The early years of his reign were a desperate struggle for survival, and several times he was forced into hiding. It was during this period that the famous legend tells of his stay on Athelney Island in a swineherd’s cottage. After burning the cakes that he was asked to watch Alfred was rebuked by the swineherd’s wife, she not knowing he was the king. Yet, from this ignominious position Alfred learned his lesson. Summoning all the strength possessed of his character, he managed, bit by bit, battle by battle, to win back all the territories he had lost.
The ‘Alfred Jewel’
Making of the man
From an early age Alfred displayed a keen intelligence and an enquiring mind. Before the troubles began, Ethulwulf took Alfred, aged six, on a pilgrimage to Rome where they stayed for over a year. The boy is thought to have received some sort of consecration by the pope, an event which clearly made a lasting impression on him.
Once home, and thrust into the maelstrom of battles, Alfred earned some of his ‘greatness’ in the way he handled the outcomes. In one of the most important campaigns in English history, at the Battle of Edington in Wiltshire, a prolonged engagement of fierce fighting with heavy swords and axes resulted in victory for the home side and marked a turning point in Wessex’s fortunes against the invading hordes.
The manner of Alfred’s treatment of his Viking counterpart, Guthrum, was curious. Any one of his Anglo-Saxon predecessors would have slain the enemy there and then. Alfred not only spared Guthrum, but insisted on the pagan becoming baptised as a
Christian. Alfred was his godfather.
The Saxon leader’s benevolence did not stop there. Alfred then threw a party for the Vikings that lasted many days and showered them with gifts. At the end of the festivities, he released all the captives – and enjoyed peace with them for a decade and a half.
Civilising influence
In peacetime, Alfred did not idle away his days: ‘no wise man wants a soft life,’ he maintained. Instead he sought to secure his kingdom and subjects as best he could. Knowing that it was only a matter of time before he would have to face more Viking raids, the Saxon king pioneered a fleet of warships, each manned with 60 oars, making them fast in the water. Thus was created England’s first navy.
Alfred was also the first English king to devise a rotating system of conscription.

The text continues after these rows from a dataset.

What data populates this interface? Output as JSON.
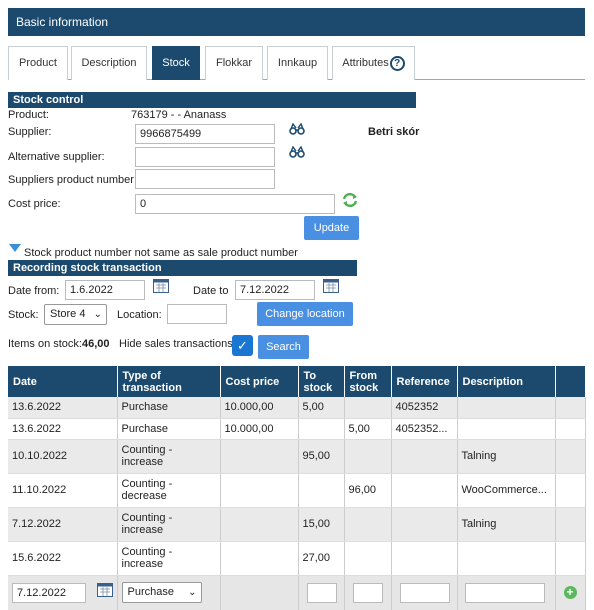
{
  "title": "Basic information",
  "tabs": [
    {
      "label": "Product"
    },
    {
      "label": "Description"
    },
    {
      "label": "Stock"
    },
    {
      "label": "Flokkar"
    },
    {
      "label": "Innkaup"
    },
    {
      "label": "Attributes"
    }
  ],
  "stock_control": {
    "heading": "Stock control",
    "product_label": "Product:",
    "product_value": "763179 - - Ananass",
    "supplier_label": "Supplier:",
    "supplier_value": "9966875499",
    "supplier_name": "Betri skór",
    "alt_supplier_label": "Alternative supplier:",
    "alt_supplier_value": "",
    "supplier_product_number_label": "Suppliers product number:",
    "supplier_product_number_value": "",
    "cost_price_label": "Cost price:",
    "cost_price_value": "0",
    "update_label": "Update",
    "notice": "Stock product number not same as sale product number"
  },
  "recording": {
    "heading": "Recording stock transaction",
    "date_from_label": "Date from:",
    "date_from_value": "1.6.2022",
    "date_to_label": "Date to",
    "date_to_value": "7.12.2022",
    "stock_label": "Stock:",
    "stock_value": "Store 4",
    "location_label": "Location:",
    "location_value": "",
    "change_location_label": "Change location",
    "items_on_stock_label": "Items on stock:",
    "items_on_stock_value": "46,00",
    "hide_sales_label": "Hide sales transactions:",
    "hide_sales_checked": true,
    "search_label": "Search"
  },
  "table": {
    "columns": [
      "Date",
      "Type of transaction",
      "Cost price",
      "To stock",
      "From stock",
      "Reference",
      "Description",
      ""
    ],
    "rows": [
      {
        "date": "13.6.2022",
        "type": "Purchase",
        "cost": "10.000,00",
        "to": "5,00",
        "from": "",
        "ref": "4052352",
        "desc": ""
      },
      {
        "date": "13.6.2022",
        "type": "Purchase",
        "cost": "10.000,00",
        "to": "",
        "from": "5,00",
        "ref": "4052352...",
        "desc": ""
      },
      {
        "date": "10.10.2022",
        "type": "Counting - increase",
        "cost": "",
        "to": "95,00",
        "from": "",
        "ref": "",
        "desc": "Talning"
      },
      {
        "date": "11.10.2022",
        "type": "Counting - decrease",
        "cost": "",
        "to": "",
        "from": "96,00",
        "ref": "",
        "desc": "WooCommerce..."
      },
      {
        "date": "7.12.2022",
        "type": "Counting - increase",
        "cost": "",
        "to": "15,00",
        "from": "",
        "ref": "",
        "desc": "Talning"
      },
      {
        "date": "15.6.2022",
        "type": "Counting - increase",
        "cost": "",
        "to": "27,00",
        "from": "",
        "ref": "",
        "desc": ""
      }
    ],
    "new_row": {
      "date": "7.12.2022",
      "type": "Purchase"
    }
  }
}
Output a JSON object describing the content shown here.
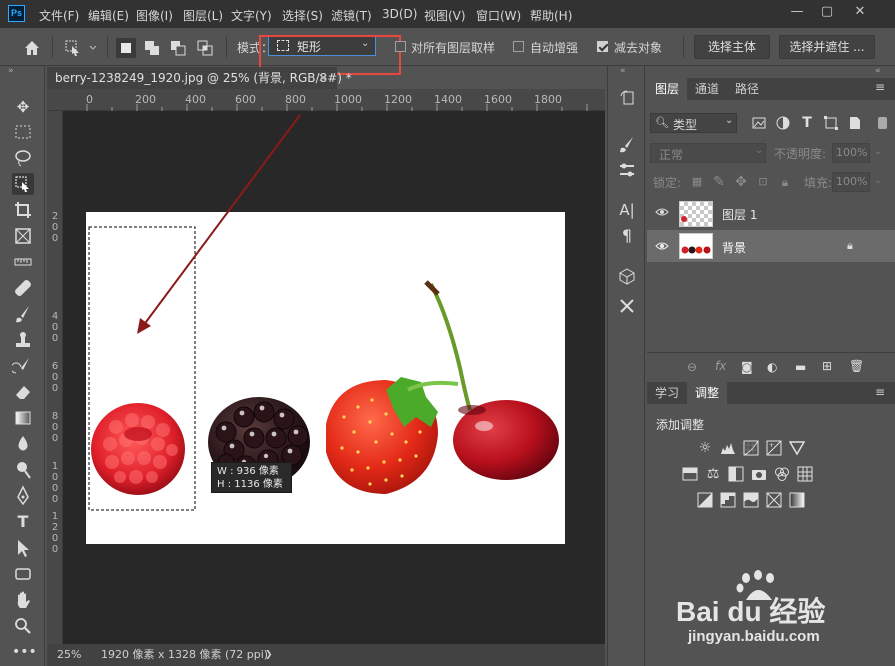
{
  "app": {
    "logo": "Ps"
  },
  "menu": [
    "文件(F)",
    "编辑(E)",
    "图像(I)",
    "图层(L)",
    "文字(Y)",
    "选择(S)",
    "滤镜(T)",
    "3D(D)",
    "视图(V)",
    "窗口(W)",
    "帮助(H)"
  ],
  "window_controls": {
    "minimize": "—",
    "restore": "▢",
    "close": "✕"
  },
  "options": {
    "mode_label": "模式：",
    "mode_value": "矩形",
    "sample_all_layers": {
      "label": "对所有图层取样",
      "checked": false
    },
    "auto_enhance": {
      "label": "自动增强",
      "checked": false
    },
    "subtract_object": {
      "label": "减去对象",
      "checked": true
    },
    "select_subject": "选择主体",
    "select_and_mask": "选择并遮住 ..."
  },
  "document": {
    "tab_title": "berry-1238249_1920.jpg @ 25% (背景, RGB/8#) *",
    "close": "✕",
    "ruler_h": [
      "0",
      "200",
      "400",
      "600",
      "800",
      "1000",
      "1200",
      "1400",
      "1600",
      "1800"
    ],
    "ruler_v": [
      "2",
      "0",
      "0",
      "4",
      "0",
      "0",
      "6",
      "0",
      "0",
      "8",
      "0",
      "0",
      "1",
      "0",
      "0",
      "0",
      "1",
      "2",
      "0",
      "0"
    ],
    "selection_info": {
      "w": "W :   936 像素",
      "h": "H :  1136 像素"
    }
  },
  "status": {
    "zoom": "25%",
    "info": "1920 像素 x 1328 像素 (72 ppi)",
    "arrow": "❯"
  },
  "panels": {
    "layers_tabs": [
      "图层",
      "通道",
      "路径"
    ],
    "filter_type": "类型",
    "blend_mode": "正常",
    "opacity_label": "不透明度:",
    "opacity_value": "100%",
    "lock_label": "锁定:",
    "fill_label": "填充:",
    "fill_value": "100%",
    "layers": [
      {
        "name": "图层 1",
        "selected": false
      },
      {
        "name": "背景",
        "selected": true
      }
    ],
    "bottom_tabs": [
      "学习",
      "调整"
    ],
    "adjust_title": "添加调整"
  },
  "watermark": {
    "brand": "Bai du 经验",
    "url": "jingyan.baidu.com"
  },
  "colors": {
    "highlight_box": "#e8473f",
    "arrow": "#8b1a1a",
    "panel_bg": "#535353",
    "canvas_bg": "#282828"
  }
}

Half his subjects would do spells of military service, then return to their usual occupation, while the other half took their place. In this way, Alfred ensured he always had a ready army.
He founded 30 fortified towns, strategically located so that nowhere was more than 20 miles (a day’s march) away from another. Each of these settlements, or boroughs (from the Saxon word, burgh, meaning fortress), would have a garrison and land to support the inhabitants, the largest being Winchester, his capital.
The building of these towns gave his subjects a fairer share in society. As opposed to a castle owned by a baron and served by slaves, these boroughs were devised by a Christian mind having due care for his fellow citizens. All would perform to their best ability in support of the whole. In fact Alfred made a survey of his entire kingdom, the ‘Book of Winchester’, and for the first time divided the land into counties, parishes and hundreds, endeavouring to spread his new model society throughout the land.